Sentado nas rochas de frente para o mar, com a caixa de aguarelas como companhia, Francisco Hernández veio de Espanha para pintar a Costa Vicentina. O ilustrador naturalista que se apaixonou por este lugar há 15 anos regressou com uma missão: mostrar a beleza selvagem desta região da Península Ibérica.
Francisco Hernández, 45 anos, vive numa localidade próxima de Sevilha, onde tem o seu estúdio. Visitou a Costa Vicentina pela primeira vez em 2000. Em Maio deste ano regressou e passou quatro dias a desenhar as falésias, o mar e os campos onde os ramos de oliveiras e figueiras se entrelaçam.
Wilder: Por que decidiu visitar a Costa Vicentina pela primeira vez, em 2000?
Francisco Hernández: Dedico-me à ilustração e à pintura naturalista profissionalmente e estou especialmente interessado em recolher, através do desenho e da pintura, instantes, impressões e sensações sobre espaços naturais que chamam especialmente a minha atenção.
W: Qual foi a sua primeira impressão da Costa Vicentina?
Francisco Hernández: Fiquei com uma imagem muito nítida das grandes falésias e das praias selvagens a Norte do Cabo de São Vicente. Lembrava-me da passagem de aves marinhas muito perto da costa, da presença de falcões peregrinos a caçar sobre as grandes falésias, de uma costa viva em todos os sentidos. Mas sabia que tudo isso era apenas a ponta do iceberg de toda a beleza que este espaço encerra. Sabia, acima de tudo, que um dia haveria de voltar. Não esperava era que demorasse tanto tempo, tendo em conta que vivo a apenas quatro horas de viagem, em Espanha.
W: E desta vez, passados 15 anos, quais os locais que escolheu para desenhar?
Francisco Hernández: Os recantos onde passei mais tempo a desenhar foram a Prainha das Poças (Sagres), Telheiro, Ponta Ruiva e Praia Boca do rio, perto de Forte de Almádena (no concelho de Vila do Bispo).
W: O que lhe chamou mais a atenção?
Francisco Hernández: Por ser Maio, a floração da vegetação mediterrânica que bordeia a costa estava em plena efervescência. Foi espectacular pela sua diversidade. Estava criado um mosaico de vida e cor que nunca tinha visto em mais nenhum lugar.
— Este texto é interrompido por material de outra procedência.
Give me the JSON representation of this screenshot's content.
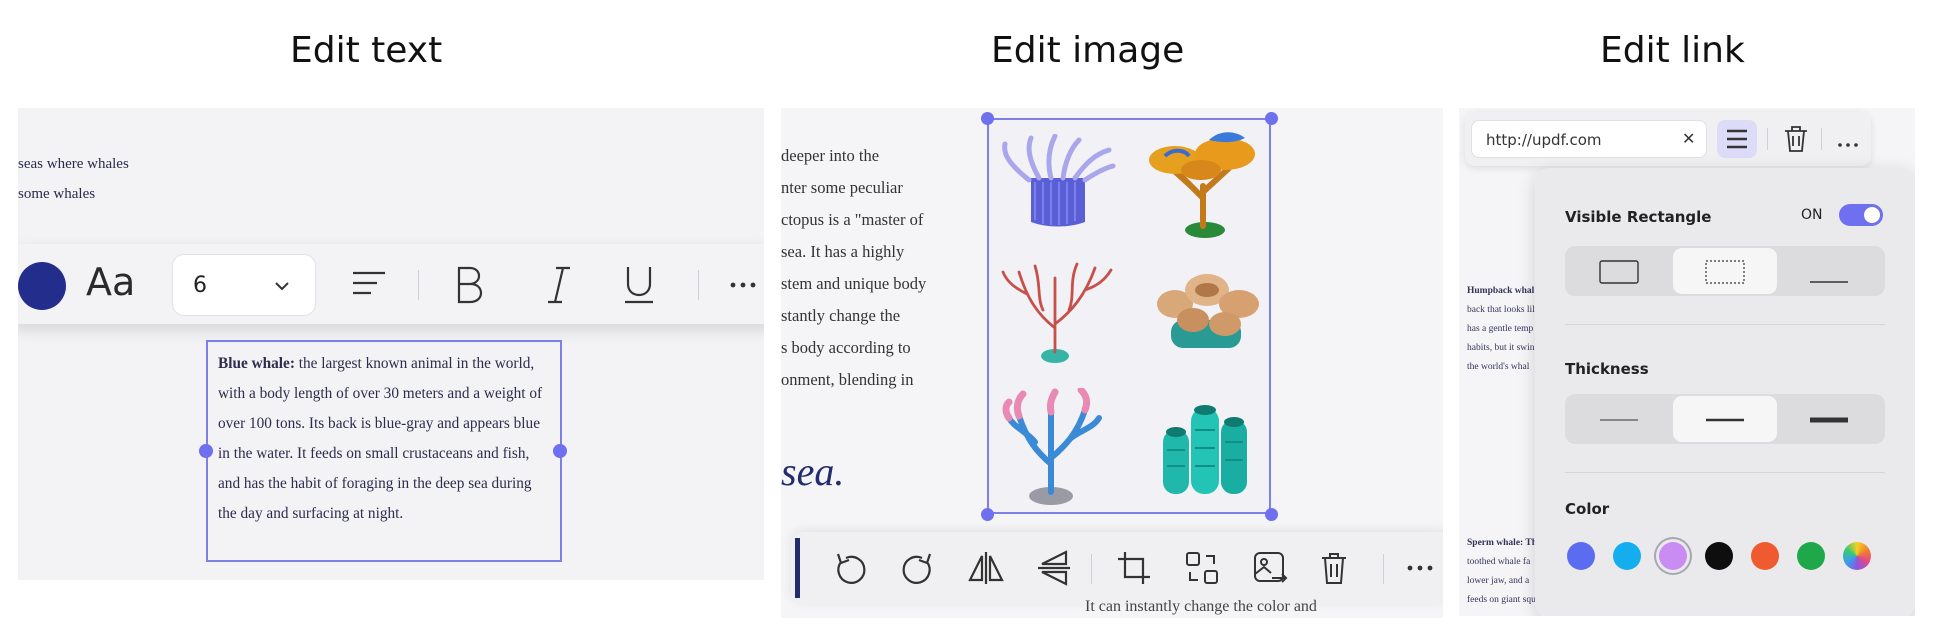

A vida vegetal em floração associada a estas falésias é de uma beleza singular. Achei especialmente bela uma espécie do género Armeria. E a mistura de cor e aromas a estevas, tomilhos… é impressionante. Assim como a forma atarracada da vegetação, por causa das limitações impostas pelas duras condições meteorológicas que se sentem quando não vivemos os dias aprazíveis de Verão..
Outro aspecto que me cativou foi a beleza das falésias rochosas, com tons arroxeados, alaranjados, verdes, brancos. Interessaram-me especialmente as formas e as cores do estrato calcário constituído por rochas muito porosas (as tufas calcárias) no topo de algumas falésias. Em alguns lugares pode observar-se como este tipo de rocha continua a sua formação em recantos de onde a água doce brota da parede rochosa, arrastando o carbonato de cálcio dissolvido que volta a depositar-se sobre a vida vegetal que cresce sobre as paredes húmidas, dando lugar, através da calcificação de caules e musgos, à sua morfologia característica. Há sítios da costa onde os enormes blocos deste estrato calcário se despenharam e jazem na costa, suportando os embates das ondas.
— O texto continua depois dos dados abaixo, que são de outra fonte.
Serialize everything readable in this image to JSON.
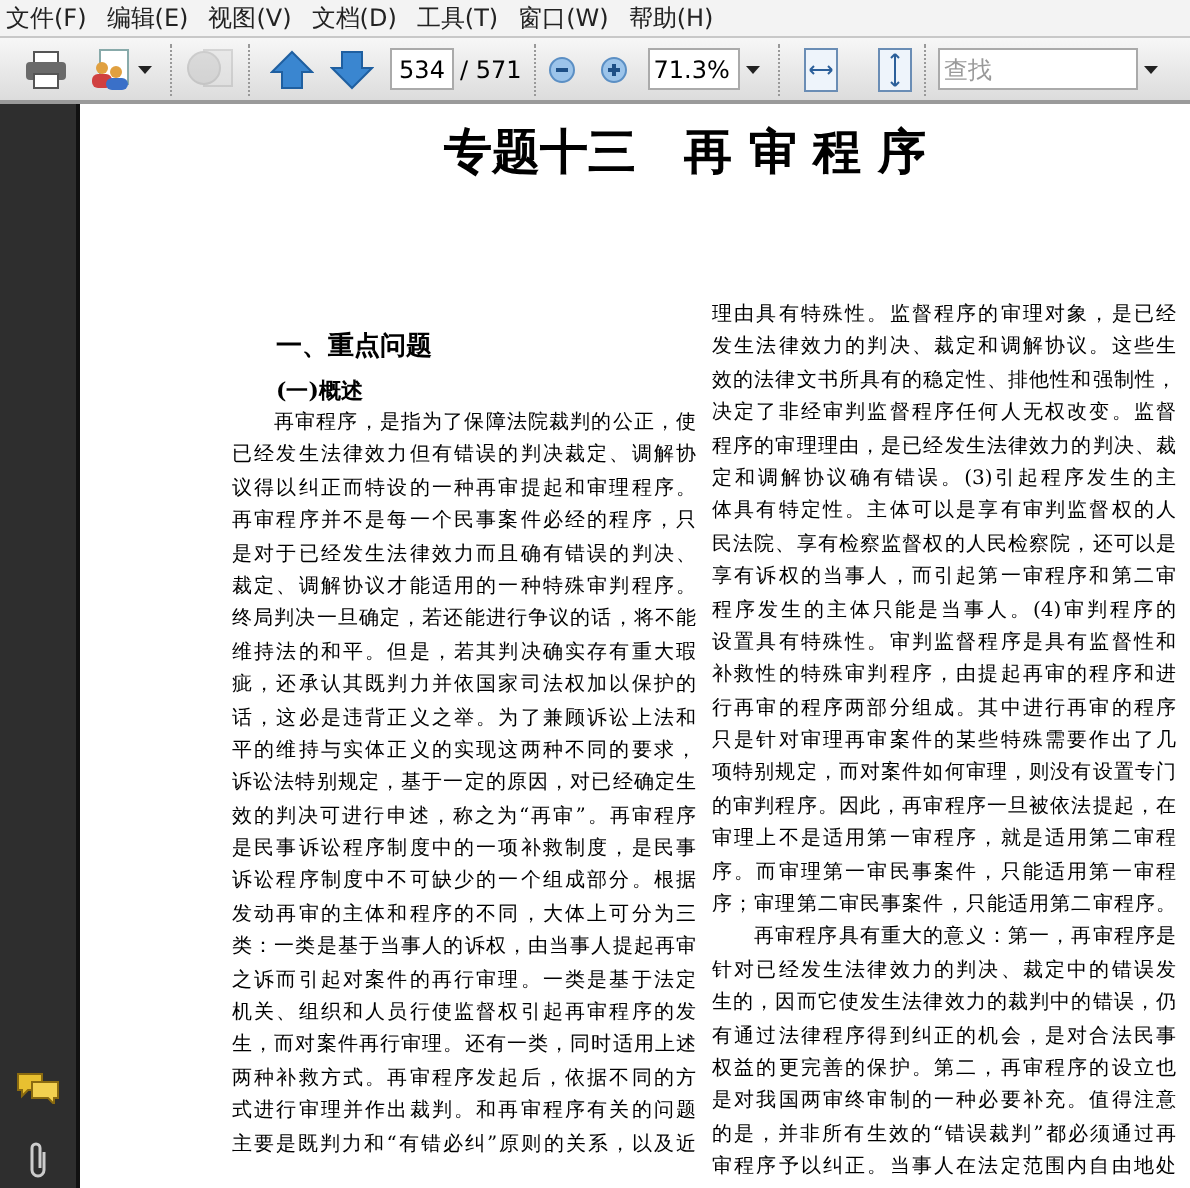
{
  "menu": [
    "文件(F)",
    "编辑(E)",
    "视图(V)",
    "文档(D)",
    "工具(T)",
    "窗口(W)",
    "帮助(H)"
  ],
  "toolbar": {
    "page_field": "534",
    "page_total": "/ 571",
    "zoom_field": "71.3%",
    "search": {
      "placeholder": "查找"
    },
    "globe_disabled": true
  },
  "document": {
    "title": "专题十三　再 审 程 序",
    "section_heading": "一、重点问题",
    "subheading": "(一)概述",
    "left_column": [
      {
        "text": "再审程序，是指为了保障法院裁判的公正，使",
        "indent": true
      },
      {
        "text": "已经发生法律效力但有错误的判决裁定、调解协",
        "indent": false
      },
      {
        "text": "议得以纠正而特设的一种再审提起和审理程序。",
        "indent": false
      },
      {
        "text": "再审程序并不是每一个民事案件必经的程序，只",
        "indent": false
      },
      {
        "text": "是对于已经发生法律效力而且确有错误的判决、",
        "indent": false
      },
      {
        "text": "裁定、调解协议才能适用的一种特殊审判程序。",
        "indent": false
      },
      {
        "text": "终局判决一旦确定，若还能进行争议的话，将不能",
        "indent": false
      },
      {
        "text": "维持法的和平。但是，若其判决确实存有重大瑕",
        "indent": false
      },
      {
        "text": "疵，还承认其既判力并依国家司法权加以保护的",
        "indent": false
      },
      {
        "text": "话，这必是违背正义之举。为了兼顾诉讼上法和",
        "indent": false
      },
      {
        "text": "平的维持与实体正义的实现这两种不同的要求，",
        "indent": false
      },
      {
        "text": "诉讼法特别规定，基于一定的原因，对已经确定生",
        "indent": false
      },
      {
        "text": "效的判决可进行申述，称之为“再审”。再审程序",
        "indent": false
      },
      {
        "text": "是民事诉讼程序制度中的一项补救制度，是民事",
        "indent": false
      },
      {
        "text": "诉讼程序制度中不可缺少的一个组成部分。根据",
        "indent": false
      },
      {
        "text": "发动再审的主体和程序的不同，大体上可分为三",
        "indent": false
      },
      {
        "text": "类：一类是基于当事人的诉权，由当事人提起再审",
        "indent": false
      },
      {
        "text": "之诉而引起对案件的再行审理。一类是基于法定",
        "indent": false
      },
      {
        "text": "机关、组织和人员行使监督权引起再审程序的发",
        "indent": false
      },
      {
        "text": "生，而对案件再行审理。还有一类，同时适用上述",
        "indent": false
      },
      {
        "text": "两种补救方式。再审程序发起后，依据不同的方",
        "indent": false
      },
      {
        "text": "式进行审理并作出裁判。和再审程序有关的问题",
        "indent": false
      },
      {
        "text": "主要是既判力和“有错必纠”原则的关系，以及近",
        "indent": false
      }
    ],
    "right_column": [
      {
        "text": "理由具有特殊性。监督程序的审理对象，是已经",
        "indent": false
      },
      {
        "text": "发生法律效力的判决、裁定和调解协议。这些生",
        "indent": false
      },
      {
        "text": "效的法律文书所具有的稳定性、排他性和强制性，",
        "indent": false
      },
      {
        "text": "决定了非经审判监督程序任何人无权改变。监督",
        "indent": false
      },
      {
        "text": "程序的审理理由，是已经发生法律效力的判决、裁",
        "indent": false
      },
      {
        "text": "定和调解协议确有错误。(3)引起程序发生的主",
        "indent": false
      },
      {
        "text": "体具有特定性。主体可以是享有审判监督权的人",
        "indent": false
      },
      {
        "text": "民法院、享有检察监督权的人民检察院，还可以是",
        "indent": false
      },
      {
        "text": "享有诉权的当事人，而引起第一审程序和第二审",
        "indent": false
      },
      {
        "text": "程序发生的主体只能是当事人。(4)审判程序的",
        "indent": false
      },
      {
        "text": "设置具有特殊性。审判监督程序是具有监督性和",
        "indent": false
      },
      {
        "text": "补救性的特殊审判程序，由提起再审的程序和进",
        "indent": false
      },
      {
        "text": "行再审的程序两部分组成。其中进行再审的程序",
        "indent": false
      },
      {
        "text": "只是针对审理再审案件的某些特殊需要作出了几",
        "indent": false
      },
      {
        "text": "项特别规定，而对案件如何审理，则没有设置专门",
        "indent": false
      },
      {
        "text": "的审判程序。因此，再审程序一旦被依法提起，在",
        "indent": false
      },
      {
        "text": "审理上不是适用第一审程序，就是适用第二审程",
        "indent": false
      },
      {
        "text": "序。而审理第一审民事案件，只能适用第一审程",
        "indent": false
      },
      {
        "text": "序；审理第二审民事案件，只能适用第二审程序。",
        "indent": false
      },
      {
        "text": "再审程序具有重大的意义：第一，再审程序是",
        "indent": true
      },
      {
        "text": "针对已经发生法律效力的判决、裁定中的错误发",
        "indent": false
      },
      {
        "text": "生的，因而它使发生法律效力的裁判中的错误，仍",
        "indent": false
      },
      {
        "text": "有通过法律程序得到纠正的机会，是对合法民事",
        "indent": false
      },
      {
        "text": "权益的更完善的保护。第二，再审程序的设立也",
        "indent": false
      },
      {
        "text": "是对我国两审终审制的一种必要补充。值得注意",
        "indent": false
      },
      {
        "text": "的是，并非所有生效的“错误裁判”都必须通过再",
        "indent": false
      },
      {
        "text": "审程序予以纠正。当事人在法定范围内自由地处",
        "indent": false
      }
    ]
  }
}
E as ondas do grande oceano Atlântico. Algo que só surpreende a quem está acostumado à ondulação de um mar mais modesto, como é o Mediterrâneo.
Numa belíssima zona rural, onde se cultivam cereais entre as oliveiras, vi uma coisa que nunca tinha visto antes. Tratava-se de um campo de cultivo, aparentemente abandonado, onde cresciam lado a lado figueiras, oliveiras e lentiscos, tão juntos que entrelaçavam os seus ramos.
W: Perante tanta inspiração, o que escolheu desenhar?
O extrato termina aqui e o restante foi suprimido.